Alınan bilgiye göre, sendika, kamuda sağlık alanındaki istihdam koşullarıyla ilgili bir rapor hazırladı.

Raporda, farklı statülerde istihdam edilen sağlık personelinin, aynı işi yapmalarına rağmen ücret ve özlük haklarda farklı uygulamalara tabi olmaktan rahatsız olduğu kaydedildi.

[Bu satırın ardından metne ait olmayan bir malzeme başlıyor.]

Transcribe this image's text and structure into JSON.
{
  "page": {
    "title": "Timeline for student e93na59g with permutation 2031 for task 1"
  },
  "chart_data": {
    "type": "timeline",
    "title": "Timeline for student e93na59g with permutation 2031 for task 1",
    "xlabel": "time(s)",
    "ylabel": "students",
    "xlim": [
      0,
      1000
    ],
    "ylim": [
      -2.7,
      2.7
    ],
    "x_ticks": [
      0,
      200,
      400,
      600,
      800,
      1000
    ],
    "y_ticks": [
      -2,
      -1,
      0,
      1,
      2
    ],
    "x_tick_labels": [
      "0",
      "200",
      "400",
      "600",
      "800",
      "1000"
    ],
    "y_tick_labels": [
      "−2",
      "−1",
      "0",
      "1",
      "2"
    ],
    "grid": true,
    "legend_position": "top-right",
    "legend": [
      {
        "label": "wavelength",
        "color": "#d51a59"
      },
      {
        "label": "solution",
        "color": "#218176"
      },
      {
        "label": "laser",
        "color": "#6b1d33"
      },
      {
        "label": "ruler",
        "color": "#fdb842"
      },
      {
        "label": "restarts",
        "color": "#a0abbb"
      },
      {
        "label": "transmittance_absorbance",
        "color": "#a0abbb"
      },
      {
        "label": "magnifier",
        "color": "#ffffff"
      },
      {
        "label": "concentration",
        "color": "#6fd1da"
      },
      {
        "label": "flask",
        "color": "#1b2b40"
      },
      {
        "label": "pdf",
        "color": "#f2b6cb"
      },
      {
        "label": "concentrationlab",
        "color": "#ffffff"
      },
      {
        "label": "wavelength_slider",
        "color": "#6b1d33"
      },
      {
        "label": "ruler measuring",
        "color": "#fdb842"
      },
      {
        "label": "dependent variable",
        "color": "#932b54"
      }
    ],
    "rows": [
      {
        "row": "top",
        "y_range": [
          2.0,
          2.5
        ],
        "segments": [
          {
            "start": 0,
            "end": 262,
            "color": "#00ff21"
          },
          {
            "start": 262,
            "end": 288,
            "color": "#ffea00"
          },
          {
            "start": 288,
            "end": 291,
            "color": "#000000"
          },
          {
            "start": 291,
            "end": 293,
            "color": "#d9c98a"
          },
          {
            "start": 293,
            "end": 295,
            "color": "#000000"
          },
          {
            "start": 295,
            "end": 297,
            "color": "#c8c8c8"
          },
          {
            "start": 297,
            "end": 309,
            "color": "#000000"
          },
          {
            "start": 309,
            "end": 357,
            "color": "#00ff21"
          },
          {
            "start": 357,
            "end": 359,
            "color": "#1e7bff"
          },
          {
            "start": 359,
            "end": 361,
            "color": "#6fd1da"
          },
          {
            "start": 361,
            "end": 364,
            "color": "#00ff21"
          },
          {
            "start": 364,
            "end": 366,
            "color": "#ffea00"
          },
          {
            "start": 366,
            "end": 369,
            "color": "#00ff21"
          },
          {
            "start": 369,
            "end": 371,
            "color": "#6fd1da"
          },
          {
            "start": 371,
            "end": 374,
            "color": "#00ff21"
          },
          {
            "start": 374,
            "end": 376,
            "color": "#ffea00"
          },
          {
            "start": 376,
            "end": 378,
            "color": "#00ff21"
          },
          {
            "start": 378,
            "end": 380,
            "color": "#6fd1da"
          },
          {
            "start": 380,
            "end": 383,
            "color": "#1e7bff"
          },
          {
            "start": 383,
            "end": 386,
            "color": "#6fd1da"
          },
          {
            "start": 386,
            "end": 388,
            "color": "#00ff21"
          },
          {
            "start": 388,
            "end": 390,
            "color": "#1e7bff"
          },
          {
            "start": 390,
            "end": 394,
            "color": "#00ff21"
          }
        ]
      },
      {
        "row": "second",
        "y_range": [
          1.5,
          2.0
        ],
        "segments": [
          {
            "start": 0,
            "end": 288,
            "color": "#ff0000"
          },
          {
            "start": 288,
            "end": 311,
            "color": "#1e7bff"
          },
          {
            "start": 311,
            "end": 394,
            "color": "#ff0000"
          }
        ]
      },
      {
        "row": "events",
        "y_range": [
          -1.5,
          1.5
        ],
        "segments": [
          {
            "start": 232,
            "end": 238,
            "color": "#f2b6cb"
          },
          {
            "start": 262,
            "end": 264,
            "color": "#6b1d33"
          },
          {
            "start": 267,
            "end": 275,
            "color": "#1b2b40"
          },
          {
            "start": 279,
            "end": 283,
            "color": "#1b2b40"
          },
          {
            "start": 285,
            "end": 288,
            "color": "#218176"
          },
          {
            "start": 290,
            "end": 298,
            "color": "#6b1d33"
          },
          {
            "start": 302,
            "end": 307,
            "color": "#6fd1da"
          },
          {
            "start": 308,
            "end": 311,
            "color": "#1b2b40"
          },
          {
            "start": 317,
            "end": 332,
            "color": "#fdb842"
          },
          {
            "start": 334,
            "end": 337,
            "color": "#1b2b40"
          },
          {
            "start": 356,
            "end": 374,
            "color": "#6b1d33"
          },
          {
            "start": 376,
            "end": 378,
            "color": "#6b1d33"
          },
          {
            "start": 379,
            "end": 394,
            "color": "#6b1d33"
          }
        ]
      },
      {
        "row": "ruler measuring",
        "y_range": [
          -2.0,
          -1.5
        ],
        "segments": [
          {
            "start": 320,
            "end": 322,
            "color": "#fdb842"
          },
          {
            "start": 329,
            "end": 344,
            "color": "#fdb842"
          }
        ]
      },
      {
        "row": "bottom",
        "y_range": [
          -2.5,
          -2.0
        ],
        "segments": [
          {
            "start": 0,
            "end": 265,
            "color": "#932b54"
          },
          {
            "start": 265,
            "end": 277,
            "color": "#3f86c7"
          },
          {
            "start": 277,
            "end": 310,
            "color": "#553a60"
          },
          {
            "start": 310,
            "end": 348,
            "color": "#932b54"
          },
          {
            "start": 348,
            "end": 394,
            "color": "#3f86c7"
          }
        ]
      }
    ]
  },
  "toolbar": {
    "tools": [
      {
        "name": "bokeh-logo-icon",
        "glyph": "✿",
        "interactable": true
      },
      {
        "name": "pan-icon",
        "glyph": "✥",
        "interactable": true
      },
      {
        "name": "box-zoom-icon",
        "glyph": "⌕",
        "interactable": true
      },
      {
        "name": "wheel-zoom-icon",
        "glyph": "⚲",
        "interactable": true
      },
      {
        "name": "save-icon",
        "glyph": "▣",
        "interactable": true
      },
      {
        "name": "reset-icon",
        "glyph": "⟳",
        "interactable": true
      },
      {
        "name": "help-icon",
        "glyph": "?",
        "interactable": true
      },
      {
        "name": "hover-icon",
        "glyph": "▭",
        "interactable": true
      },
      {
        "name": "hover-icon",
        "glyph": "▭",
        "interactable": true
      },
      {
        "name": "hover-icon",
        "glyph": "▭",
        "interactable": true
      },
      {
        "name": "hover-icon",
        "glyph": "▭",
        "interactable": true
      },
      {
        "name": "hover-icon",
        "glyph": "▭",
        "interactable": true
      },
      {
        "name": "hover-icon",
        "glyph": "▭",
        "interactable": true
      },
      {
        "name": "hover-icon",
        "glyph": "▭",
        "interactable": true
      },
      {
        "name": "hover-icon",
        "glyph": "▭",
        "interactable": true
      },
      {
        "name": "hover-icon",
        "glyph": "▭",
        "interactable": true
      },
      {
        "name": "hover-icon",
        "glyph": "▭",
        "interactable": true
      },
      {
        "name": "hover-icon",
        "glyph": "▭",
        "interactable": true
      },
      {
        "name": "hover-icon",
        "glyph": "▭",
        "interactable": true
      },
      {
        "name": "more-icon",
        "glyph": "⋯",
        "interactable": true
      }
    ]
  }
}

Sağlık Bakanlığında 8 farklı istihdam modeli uygulandığına işaret edilen raporda, bunlardan ikisinin kadrolu memur, ikisinin 4857 sayılı İş Kanunu statüsünde çalışan işçi, dördünün sözleşmeli personel olarak kategorize edildiği belirtildi. Raporda, ''Aynı işi yapan sağlık personelinin farklı ekonomik ve özlük haklara sahip olması, çalışanlar arasında iş barışına ve çalışma huzuruna zarar veriyor. Sosyal güvenlik kurumları norm birliğini sağlamak amacıyla birleştirilirken, kamuya farklı istihdam türlerinde personel alınması çelişki oluşturuyor'' denildi.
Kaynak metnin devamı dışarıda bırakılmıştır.